关税端还有一个被低估的上行空间。对于出口对冲机制是否已包含在关税假设中,默特尔的回答很明确:“出口对冲没有包含在1.25个百分点里面,完全没有。”如果这个机制最终落地,关税的实际拖累会低于当前指引。

中国市场的下半年是Neue Klasse能否拉动利润改善的关键测试。在被问及新世代车型在中国定价,默特尔说开售前才会确定。“但请相信我,我们非常清楚自己要做什么。”新一代X5将在2027年进入中国市场,搭载Neue Klasse技术栈。默特尔说经销商的反馈是Neue Klasse的技术水平和中国本土品牌站在了同一水平线上。

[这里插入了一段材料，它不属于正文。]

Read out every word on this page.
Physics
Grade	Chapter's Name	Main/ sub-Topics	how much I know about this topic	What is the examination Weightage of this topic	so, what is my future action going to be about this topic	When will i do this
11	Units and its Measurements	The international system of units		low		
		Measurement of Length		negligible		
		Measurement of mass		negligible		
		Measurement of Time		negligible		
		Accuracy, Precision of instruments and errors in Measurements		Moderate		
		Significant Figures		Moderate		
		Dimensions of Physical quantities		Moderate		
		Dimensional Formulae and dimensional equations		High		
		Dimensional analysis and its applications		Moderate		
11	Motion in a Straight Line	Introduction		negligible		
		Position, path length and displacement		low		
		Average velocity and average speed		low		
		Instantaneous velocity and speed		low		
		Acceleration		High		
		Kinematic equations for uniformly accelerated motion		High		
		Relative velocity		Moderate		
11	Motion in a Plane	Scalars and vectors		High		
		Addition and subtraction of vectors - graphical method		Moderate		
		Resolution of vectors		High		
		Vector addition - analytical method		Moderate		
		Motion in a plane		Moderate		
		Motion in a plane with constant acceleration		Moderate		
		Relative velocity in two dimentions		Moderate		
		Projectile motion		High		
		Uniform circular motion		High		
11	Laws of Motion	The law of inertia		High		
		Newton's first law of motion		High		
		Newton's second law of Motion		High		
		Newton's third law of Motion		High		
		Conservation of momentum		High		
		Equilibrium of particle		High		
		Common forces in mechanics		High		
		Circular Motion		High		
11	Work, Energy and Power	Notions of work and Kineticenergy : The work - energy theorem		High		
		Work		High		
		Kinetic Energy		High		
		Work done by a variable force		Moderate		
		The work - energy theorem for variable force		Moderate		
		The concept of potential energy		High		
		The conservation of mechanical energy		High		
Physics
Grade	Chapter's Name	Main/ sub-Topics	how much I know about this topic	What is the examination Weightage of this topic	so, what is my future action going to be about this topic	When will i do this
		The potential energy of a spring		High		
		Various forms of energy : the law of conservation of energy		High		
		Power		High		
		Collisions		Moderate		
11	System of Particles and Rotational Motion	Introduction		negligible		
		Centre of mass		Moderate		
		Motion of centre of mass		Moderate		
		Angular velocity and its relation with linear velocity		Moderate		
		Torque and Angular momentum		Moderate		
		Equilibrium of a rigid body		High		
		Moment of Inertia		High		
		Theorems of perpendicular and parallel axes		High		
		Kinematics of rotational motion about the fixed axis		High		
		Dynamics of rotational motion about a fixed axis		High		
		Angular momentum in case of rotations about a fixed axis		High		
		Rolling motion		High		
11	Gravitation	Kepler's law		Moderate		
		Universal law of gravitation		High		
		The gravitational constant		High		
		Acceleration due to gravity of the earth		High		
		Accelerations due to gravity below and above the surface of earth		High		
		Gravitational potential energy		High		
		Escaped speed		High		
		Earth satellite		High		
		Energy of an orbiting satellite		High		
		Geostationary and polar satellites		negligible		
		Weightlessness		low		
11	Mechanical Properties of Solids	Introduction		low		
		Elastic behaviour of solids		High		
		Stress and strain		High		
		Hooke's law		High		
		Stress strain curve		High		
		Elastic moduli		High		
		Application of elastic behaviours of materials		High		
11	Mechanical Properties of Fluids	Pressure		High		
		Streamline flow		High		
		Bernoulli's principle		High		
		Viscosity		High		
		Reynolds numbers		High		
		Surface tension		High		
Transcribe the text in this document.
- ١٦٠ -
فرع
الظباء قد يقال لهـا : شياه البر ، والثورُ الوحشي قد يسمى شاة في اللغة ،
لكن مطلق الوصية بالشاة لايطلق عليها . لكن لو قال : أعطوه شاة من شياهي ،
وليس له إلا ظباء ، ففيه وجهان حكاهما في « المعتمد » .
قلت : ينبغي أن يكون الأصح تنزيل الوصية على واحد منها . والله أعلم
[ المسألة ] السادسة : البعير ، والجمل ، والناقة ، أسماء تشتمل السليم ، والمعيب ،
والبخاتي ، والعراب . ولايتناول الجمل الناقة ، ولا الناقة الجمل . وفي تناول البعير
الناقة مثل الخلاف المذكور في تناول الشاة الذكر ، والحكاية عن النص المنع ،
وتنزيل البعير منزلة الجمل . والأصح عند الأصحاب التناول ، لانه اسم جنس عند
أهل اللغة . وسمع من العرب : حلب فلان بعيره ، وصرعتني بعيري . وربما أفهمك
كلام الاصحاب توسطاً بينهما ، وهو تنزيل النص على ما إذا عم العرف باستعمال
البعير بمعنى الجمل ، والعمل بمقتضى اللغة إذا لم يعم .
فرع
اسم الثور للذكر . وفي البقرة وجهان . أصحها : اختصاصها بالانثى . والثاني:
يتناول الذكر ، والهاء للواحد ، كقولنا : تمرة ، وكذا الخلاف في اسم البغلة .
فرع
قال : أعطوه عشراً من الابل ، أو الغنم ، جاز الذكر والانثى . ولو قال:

接下来宝马利润回暖的节奏是清晰的。汇率和原材料逆风集中在上半年,下半年逐步减弱。Neue Klasse放量从下半年加速,iX3欧洲订单转化为交付,慕尼黑工厂8月投产i3。

接近宝马的人士向华尔街见闻表示,预计一季度会是全年的一个低谷,随后逐步回暖。

5月30日,齐普策将最后一次出席宝马股东大会,之后正式交棒给内德科维奇。他留下的局面不复杂:战略方向已经被一季度验证过了,利润率回归的路线图也画出来了,Neue Klasse改善单车贡献,成本端持续压降。

但路线图是路线图,利润表是利润表。从5%走到8%,中间隔着Neue Klasse在中国的定价、产能爬坡的节奏、以及一个谁也无法预判的关税环境。

齐普策在最后一次电话会上引用了卡尔·波普尔的话:"乐观是企业家的责任。"

他尽了这个责任。接下来轮到继任者证明,乐观不只是责任,也是对的。